The latest brand extension comes from Chumbak which is known for its quirky home & décor and accessories. It extended its product portfolio to include clothes this month. Louis Philippe, a brand positioned in the premium segment for men’s apparel launched its timepieces ‘Louis Philippe TIME’.
Commenting at the launch of its timepieces, Sooraj Bhat, COO, Louis Philippe & Allen Solly, said, “In recent years, diversification has become an important mantra for retail brands. With factors such as the changing shopping preferences of consumers, disposable income and enhanced standard of living driving sales, keeping pace with the requirements of the industry has become essential. We are looking at a significant contribution of this category in the total revenue generated by House of Louis Philippe in the next five years.”
For Vivek Prabhakar, Co-Founder and Chumbak too getting into apparels category is a strategic decision considering the opportunity that the category offers. Home products account for 60% of Chumbak’s revenue, while accessories account for 40 per cent of the venture’s revenue. Moving forward, these dynamics will change for Chumbak with home and accessories accounting for 65 per cent of the business revenue followed up by apparel revenues stocking up to 35 per cent.
So what are a few factors to keep in mind when going for brand extension? R Sridhar, Founder and CEO of Integrated brand-comm is of the opinion that the extension only makes sense if the brand has a strong resonance and presence and most importantly a good connotation in the category. Take for example, Britannia- since it has a strong presence in biscuits it can leverage this to extend to any product in the bakery segment. Interestingly, Sridhar also points out that when we talk brand extension one generally seen it in terms of product diversification but a good way to approach this would be on the brand’s ethos or brand values. Like take the example of Kingfisher (I know not a good example in the present circumstances) which is built on the premise of being a `King of Good Times’ now this can be extended to various products like airline, TV Channel and even IPL team as the philosophy helps in tapping a wider range of categories.

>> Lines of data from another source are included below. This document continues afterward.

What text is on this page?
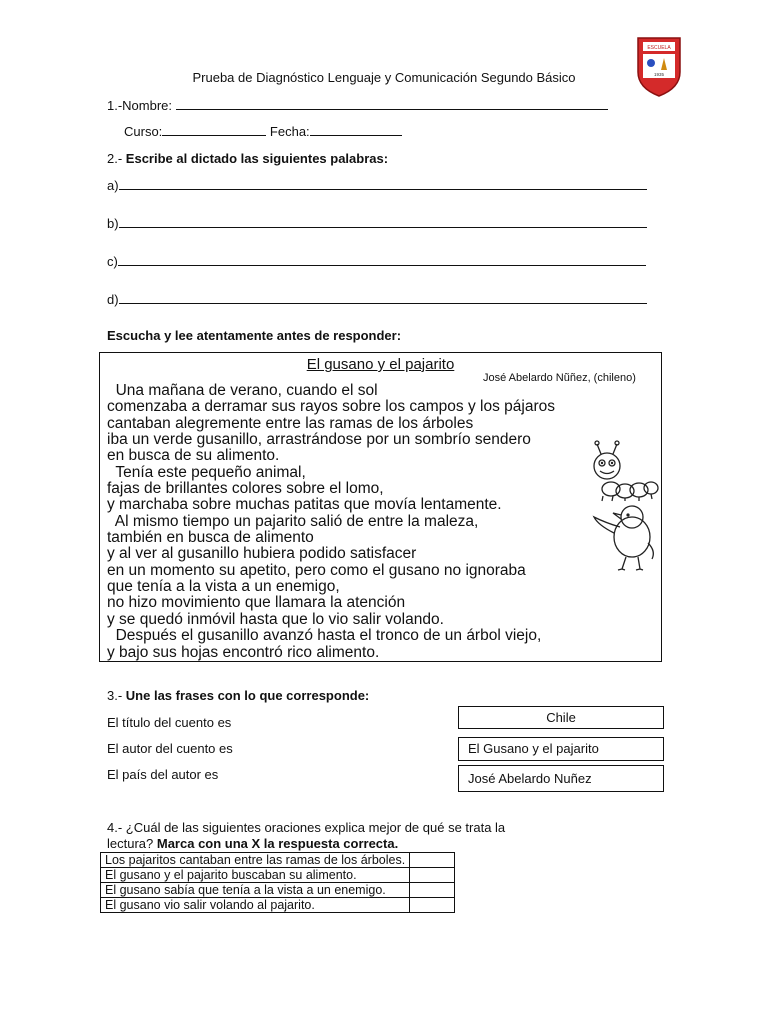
ESCUELA
1935
Prueba de Diagnóstico Lenguaje y Comunicación Segundo Básico
1.-Nombre:
Curso:	Fecha:
2.- Escribe al dictado las siguientes palabras:
a)
b)
c)
d)
Escucha y lee atentamente antes de responder:
El gusano y el pajarito
José Abelardo Nũñez, (chileno)
Una mañana de verano, cuando el sol
comenzaba a derramar sus rayos sobre los campos y los pájaros
cantaban alegremente entre las ramas de los árboles
iba un verde gusanillo, arrastrándose por un sombrío sendero
en busca de su alimento.
Tenía este pequeño animal,
fajas de brillantes colores sobre el lomo,
y marchaba sobre muchas patitas que movía lentamente.
Al mismo tiempo un pajarito salió de entre la maleza,
también en busca de alimento
y al ver al gusanillo hubiera podido satisfacer
en un momento su apetito, pero como el gusano no ignoraba
que tenía a la vista a un enemigo,
no hizo movimiento que llamara la atención
y se quedó inmóvil hasta que lo vio salir volando.
Después el gusanillo avanzó hasta el tronco de un árbol viejo,
y bajo sus hojas encontró rico alimento.
3.- Une las frases con lo que corresponde:
El título del cuento es
El autor del cuento es
El país del autor es
Chile
El Gusano y el pajarito
José Abelardo Nuñez
4.- ¿Cuál de las siguientes oraciones explica mejor de qué se trata la
lectura? Marca con una X la respuesta correcta.
Los pajaritos cantaban entre las ramas de los árboles.	
El gusano y el pajarito buscaban su alimento.	
El gusano sabía que tenía a la vista a un enemigo.	
El gusano vio salir volando al pajarito.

This probably explains the brand extension of Chumbak into apparels with its Collection One. They are leveraging the brand quirkiness that it is known for into clothes category which will hopefully give them a bigger market share.
Jessie Paul, CEO, Paul Writer says, “Brand extensions are a great way to monetize your brand value by spreading it across a large range of goods, and hopefully command a premium for it. It’s much cheaper than launching a new brand.” She adds that while the Louis Philippe extension is not a big leap as it is in the same space – fashion – as the parent brand, the Chumbak expansion is a jump as it is trying to cross from home decor to fashion. Paul cites Tommy Hilfiger and Armani as brands that have successfully straddled the fashion and home decor spaces using their distinctive design style as a bridge. “Chumbak has successfully transitioned from the souvenir market to home decor. They now want to use their design ethos to cross over to fashion. But fashion is a fickle space and though I swear by Bombay Dyeing towels, for example, I wouldn’t wear a Bombay Dyeing frock. At present I can easily see Chumbak occupying the quirky T-shirt spot, but they’ll have to further build out their design creds to be a fashion contender.”
So would you wear a Bata dress? Use a Hapric toothpaste? What do you think? Will these brand extensions sink or fly?